LOL I remember coming in here about 4 years ago and saying this train was only being built to accommodate tourist in Orlando. I was laughed at. Now, as Brightline prioritizes Orlando over the local commuters who kept it afloat all this time, the only ones laughing are the Bright Line executives, all the way to the bank.

Jackie
1 day ago

Not really. “ONLY being built” is a stretch. The big value is in the Real Estate, not the train tickets.

Take a look at the billions of dollars already taken off the table on the Central Station towers, and the resi in West Palm Beach.

So far, I’ve ridden back and forth to WPB and FTL about 6 times…..never to Orlando. Its great.

AAA
1 day ago

Wow! You’ve been on the train 6 whole times? You’re definitely the local daily commuter I was alluding to.

AAA
1 day ago

Also “Billions of dollars” is a real stretch when black stone only paid 230 Million for Miami central 2 and 3 and the residential towers were sold for only about $500 Million. Last I checked that doesn’t equal the Billions of Dollars you made up re the value of Miami Central.

‏‏‎ ‎
1 day ago

Brightline was never built as a commuter train, it was built for the purpose of being a inter-city train. In terms of an actual commuter train, that isn’t coming until at least 2032 (the northeast corridor), according to Miami-Dade.

OmegaVen
12 hours ago

You were laughed at and rightfully so. Brightline was NEVER a commuter train. It’s always been an intercity train. A Brightline exec said 66% using the train to/from Orlando are FL residents. You predicted that Brightline, a for-profit company would choose the Supply vs Demand route? Oh wow, we have a live Nostradamus here folks.
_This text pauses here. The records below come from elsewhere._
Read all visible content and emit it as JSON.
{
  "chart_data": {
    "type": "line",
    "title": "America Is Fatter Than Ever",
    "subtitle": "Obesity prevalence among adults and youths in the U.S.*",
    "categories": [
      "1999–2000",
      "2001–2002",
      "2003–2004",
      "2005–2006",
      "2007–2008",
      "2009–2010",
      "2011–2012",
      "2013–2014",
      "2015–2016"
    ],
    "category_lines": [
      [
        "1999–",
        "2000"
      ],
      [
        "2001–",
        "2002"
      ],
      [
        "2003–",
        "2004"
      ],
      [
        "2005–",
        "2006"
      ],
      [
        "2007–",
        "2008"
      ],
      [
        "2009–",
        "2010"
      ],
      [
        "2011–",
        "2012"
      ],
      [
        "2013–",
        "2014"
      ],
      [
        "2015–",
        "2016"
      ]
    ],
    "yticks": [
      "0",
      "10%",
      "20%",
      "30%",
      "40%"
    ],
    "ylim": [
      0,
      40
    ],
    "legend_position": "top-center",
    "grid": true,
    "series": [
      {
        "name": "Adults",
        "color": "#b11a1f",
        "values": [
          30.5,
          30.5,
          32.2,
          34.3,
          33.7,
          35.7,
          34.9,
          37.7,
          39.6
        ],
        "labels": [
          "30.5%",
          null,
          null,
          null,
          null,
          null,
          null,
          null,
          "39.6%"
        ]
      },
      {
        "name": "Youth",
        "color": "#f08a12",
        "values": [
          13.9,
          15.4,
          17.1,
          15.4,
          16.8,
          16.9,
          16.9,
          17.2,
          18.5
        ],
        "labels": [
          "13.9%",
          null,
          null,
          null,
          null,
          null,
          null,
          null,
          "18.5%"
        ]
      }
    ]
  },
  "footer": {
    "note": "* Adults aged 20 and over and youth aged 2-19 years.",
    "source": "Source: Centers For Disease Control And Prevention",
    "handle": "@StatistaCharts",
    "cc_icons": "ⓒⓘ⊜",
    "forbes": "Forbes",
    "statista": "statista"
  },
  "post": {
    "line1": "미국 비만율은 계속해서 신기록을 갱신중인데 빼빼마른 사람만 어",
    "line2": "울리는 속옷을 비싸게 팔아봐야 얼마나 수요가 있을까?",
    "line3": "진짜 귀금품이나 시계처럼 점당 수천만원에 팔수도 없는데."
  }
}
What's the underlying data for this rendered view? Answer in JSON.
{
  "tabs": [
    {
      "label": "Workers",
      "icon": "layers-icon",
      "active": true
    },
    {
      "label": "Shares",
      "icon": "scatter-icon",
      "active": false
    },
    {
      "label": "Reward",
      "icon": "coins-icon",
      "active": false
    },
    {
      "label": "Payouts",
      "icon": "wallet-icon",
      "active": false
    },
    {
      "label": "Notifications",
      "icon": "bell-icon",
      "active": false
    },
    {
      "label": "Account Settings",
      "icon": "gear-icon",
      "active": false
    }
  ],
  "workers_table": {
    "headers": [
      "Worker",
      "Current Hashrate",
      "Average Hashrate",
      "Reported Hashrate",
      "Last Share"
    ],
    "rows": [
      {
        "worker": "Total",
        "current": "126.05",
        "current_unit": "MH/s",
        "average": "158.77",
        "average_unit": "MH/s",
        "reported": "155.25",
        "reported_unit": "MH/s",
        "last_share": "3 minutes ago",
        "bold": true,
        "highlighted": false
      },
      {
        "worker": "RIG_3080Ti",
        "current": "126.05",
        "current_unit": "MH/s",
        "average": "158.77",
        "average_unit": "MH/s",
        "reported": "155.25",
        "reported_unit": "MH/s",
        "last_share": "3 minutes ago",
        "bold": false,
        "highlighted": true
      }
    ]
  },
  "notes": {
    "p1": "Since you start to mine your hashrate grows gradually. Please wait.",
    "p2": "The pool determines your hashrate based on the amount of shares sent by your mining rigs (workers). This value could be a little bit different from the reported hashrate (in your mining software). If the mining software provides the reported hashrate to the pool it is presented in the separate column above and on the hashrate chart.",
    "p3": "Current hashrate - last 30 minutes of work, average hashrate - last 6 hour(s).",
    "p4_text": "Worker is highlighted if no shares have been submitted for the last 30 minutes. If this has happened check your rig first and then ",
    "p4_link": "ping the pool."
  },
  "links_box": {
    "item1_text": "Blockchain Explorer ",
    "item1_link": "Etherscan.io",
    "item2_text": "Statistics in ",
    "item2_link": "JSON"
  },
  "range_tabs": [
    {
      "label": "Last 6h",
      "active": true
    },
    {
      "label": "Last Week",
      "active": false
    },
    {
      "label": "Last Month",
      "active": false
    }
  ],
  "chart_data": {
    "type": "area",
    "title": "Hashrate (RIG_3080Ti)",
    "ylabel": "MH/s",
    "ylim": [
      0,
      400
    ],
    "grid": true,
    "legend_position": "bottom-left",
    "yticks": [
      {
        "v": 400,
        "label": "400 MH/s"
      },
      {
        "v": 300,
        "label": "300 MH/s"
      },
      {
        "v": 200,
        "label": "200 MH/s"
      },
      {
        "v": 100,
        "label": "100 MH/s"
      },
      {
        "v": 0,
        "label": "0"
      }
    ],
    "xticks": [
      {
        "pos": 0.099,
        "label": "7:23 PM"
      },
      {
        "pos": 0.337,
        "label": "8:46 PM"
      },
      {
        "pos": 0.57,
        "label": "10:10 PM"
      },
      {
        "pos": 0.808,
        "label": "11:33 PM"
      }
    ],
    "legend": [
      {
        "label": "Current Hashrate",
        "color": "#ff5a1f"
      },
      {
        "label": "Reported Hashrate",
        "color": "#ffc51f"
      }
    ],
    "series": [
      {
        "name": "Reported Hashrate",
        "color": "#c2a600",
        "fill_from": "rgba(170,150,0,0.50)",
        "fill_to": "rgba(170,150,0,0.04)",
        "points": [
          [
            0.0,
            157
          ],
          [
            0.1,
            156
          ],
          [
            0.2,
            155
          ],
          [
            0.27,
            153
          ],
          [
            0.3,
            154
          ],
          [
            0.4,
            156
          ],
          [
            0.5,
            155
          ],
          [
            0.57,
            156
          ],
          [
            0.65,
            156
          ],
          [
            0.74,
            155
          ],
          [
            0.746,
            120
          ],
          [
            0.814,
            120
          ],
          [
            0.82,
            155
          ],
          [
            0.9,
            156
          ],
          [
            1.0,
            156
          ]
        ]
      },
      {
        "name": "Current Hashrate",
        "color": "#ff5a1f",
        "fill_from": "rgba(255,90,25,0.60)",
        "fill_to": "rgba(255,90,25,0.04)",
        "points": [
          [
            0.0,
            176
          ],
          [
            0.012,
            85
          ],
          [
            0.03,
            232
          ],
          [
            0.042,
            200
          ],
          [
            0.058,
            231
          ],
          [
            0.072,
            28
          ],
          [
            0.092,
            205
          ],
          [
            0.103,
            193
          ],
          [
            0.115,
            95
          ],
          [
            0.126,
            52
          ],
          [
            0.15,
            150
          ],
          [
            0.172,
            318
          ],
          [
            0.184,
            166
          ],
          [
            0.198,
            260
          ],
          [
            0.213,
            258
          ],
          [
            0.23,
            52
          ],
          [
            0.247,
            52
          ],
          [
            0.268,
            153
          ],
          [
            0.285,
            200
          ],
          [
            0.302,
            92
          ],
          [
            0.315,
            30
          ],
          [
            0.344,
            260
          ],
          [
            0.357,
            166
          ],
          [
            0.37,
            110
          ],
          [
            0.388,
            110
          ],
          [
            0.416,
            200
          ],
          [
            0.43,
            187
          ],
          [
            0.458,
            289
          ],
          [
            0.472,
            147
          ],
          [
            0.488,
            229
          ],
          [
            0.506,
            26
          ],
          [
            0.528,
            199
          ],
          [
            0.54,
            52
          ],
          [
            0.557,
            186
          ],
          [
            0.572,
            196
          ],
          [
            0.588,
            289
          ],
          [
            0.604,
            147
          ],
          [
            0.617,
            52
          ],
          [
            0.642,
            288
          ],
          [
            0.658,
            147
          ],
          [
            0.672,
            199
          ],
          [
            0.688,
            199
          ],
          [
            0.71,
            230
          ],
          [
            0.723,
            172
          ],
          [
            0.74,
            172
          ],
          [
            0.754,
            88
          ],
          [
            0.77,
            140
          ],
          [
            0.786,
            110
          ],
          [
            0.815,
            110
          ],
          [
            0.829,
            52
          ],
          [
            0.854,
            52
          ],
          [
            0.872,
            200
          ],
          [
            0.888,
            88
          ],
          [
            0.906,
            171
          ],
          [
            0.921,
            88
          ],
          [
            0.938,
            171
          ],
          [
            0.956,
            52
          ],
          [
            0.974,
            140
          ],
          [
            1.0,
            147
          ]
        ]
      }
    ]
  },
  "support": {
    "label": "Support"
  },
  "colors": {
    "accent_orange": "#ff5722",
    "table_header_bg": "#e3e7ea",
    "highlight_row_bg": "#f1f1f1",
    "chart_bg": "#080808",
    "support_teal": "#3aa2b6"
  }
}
I guess you also predicted that at the same time Brightline cancelled the S FL commuter pass, they’d simultaneously reached out to Tri-Rail, you know the actual COMMUTER train, for them to offer their own commuter into Miami Central. You also predicted that both Broward/Miami-Dade would contract Brightline to construct out the new “Northeast Corridor” commuter network too right?

AAA
6 hours ago

@omega. The entire point I was making was that it was never meant to be a commuter train

anon
6 hours ago

Don’t be so easy on OmegaVein. He is a paid troll. Only shows up on Brightline threads and defends them til death.

Anonymous
23 hours ago

Good news!!! Hopefully this will bring a high speed bonanza to the US connecting more and more cities with trains.